Local minister aims to restore the dream
ANDERSON — The Rev. Anthony Harris believes if the community comes together to work toward improving the next generation, the effort can be successful.
Harris, senior pastor of the Church Upon the Rock, has been the driving force behind two efforts to bring the Anderson community together.
He has been instrumental in the two Reconciliation Walks in Anderson and is behind the Ten-Point Coalition-inspired Initiative to Stop Gun Violence.
Harris, 63, is a lifelong resident of Anderson, except for seven years spent in Mississippi when he was working for General Motors. He retired in 2006.
“The Reconciliation March actually started as a dream,” he said. “It was like we weren’t doing anything. You hear mothers crying over the casket of children and I just had this dream.”
Harris hopes the Reconciliation March becomes an annual event in which local residents gather to march across the Eisenhower Bridge.
Initiative to Stop Gun Violence is a diverse group of people with a mission to bring hope to the next generation.
“I’m pleased with the way things are moving forward,” he said. “We have a lot of people in Anderson that care. We just haven’t been able to pull it together like we should.”
The group last Saturday conducted the first of several neighborhood walks to raise awareness of the problems associated with gun violence.
Harris believes that Anderson is going to be like in the late 1990s when everybody came together.
“The mission is much more than just stopping gun violence. We want to educate our children,” Harris said. “We looked at this and learned that most of the gun violence is due to drugs and hopelessness.”
Harris said many young people in Madison County don’t have a dream and they don’t see themselves with gray hair or owning a home of their own.
“They don’t have those dreams. They’re just looking for a way to survive,” Harris said. “We want to help them to have meaningful jobs and meaningful relationships with the community.”
Harris said race relations in Madison County are a lot better now than in the past.
“When I was growing up, we couldn’t skate together, we couldn’t go in the front door and eat in the dining room of the Alibi,” he related. “When we went to the show (movies) in the summer time they would separate us in the upstairs and in sections of the theater.

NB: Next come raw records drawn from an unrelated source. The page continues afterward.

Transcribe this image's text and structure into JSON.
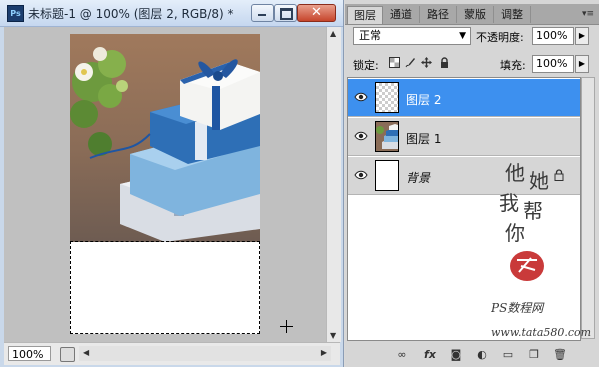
{
  "document": {
    "app_icon_label": "Ps",
    "title": "未标题-1 @ 100% (图层 2, RGB/8) *",
    "zoom": "100%"
  },
  "panel": {
    "tabs": [
      "图层",
      "通道",
      "路径",
      "蒙版",
      "调整"
    ],
    "active_tab": "图层",
    "blend_mode": "正常",
    "opacity_label": "不透明度:",
    "opacity": "100%",
    "lock_label": "锁定:",
    "fill_label": "填充:",
    "fill": "100%",
    "layers": [
      {
        "name": "图层 2",
        "selected": true,
        "visible": true
      },
      {
        "name": "图层 1",
        "selected": false,
        "visible": true
      },
      {
        "name": "背景",
        "selected": false,
        "visible": true,
        "locked": true
      }
    ],
    "watermark": {
      "chars": [
        "他",
        "她",
        "我",
        "帮",
        "你"
      ],
      "site_name": "PS数程网",
      "url": "www.tata580.com"
    }
  },
  "colors": {
    "selection_blue": "#3d90ef",
    "title_bar": "#c5d7ef",
    "close_red": "#c6452c"
  }
}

“A lot of people think those things only happened in the South, but there have been a lot of things in Anderson,” he said. “My children don’t know about discrimination. They go to the show together, school together and people’s houses. They don’t see things like older people do. I’m glad they are not having to go through some of the things my parents and I did.”
Harris said when he was in Mississippi, the racial tension was different than in Anderson but not as bad as he thought.
“The people that really didn’t like you showed they really didn’t like you,” he said.
Harris noted that Indiana is known for having the biggest Ku Klux Klan parade in the country in the 1920s, something the state doesn’t want to be known for.
“We have overcome a lot and when we stop pretending that all things are good,” he said. “We have a long way to go. Continue and increase working together and back to when Anderson was a boom town.
“Now we have to accept a new challenge and get all our children educated,” Harris continued. “The worst thing you could do is have a child grow up without a dream.”
He started ministering to people in the 1990s when Bennie Santiago asked him to teach the Bible at the Madison County Jail.
He was an associate pastor for several years at Allen Chapel and the Bethesda Missionary Baptist Church before locating at the Church Upon the Rock.
Harris has been married to his wife, Joyce, for 41 years and is the father of four children.
“I do think it’s time for the church community in Anderson and Madison County to take a leadership role,” he said. “We’ve had so many shootings that we’ve become complacent. People say it’s not in my neighborhood, but it’s all over the city. We have to fix the problems.”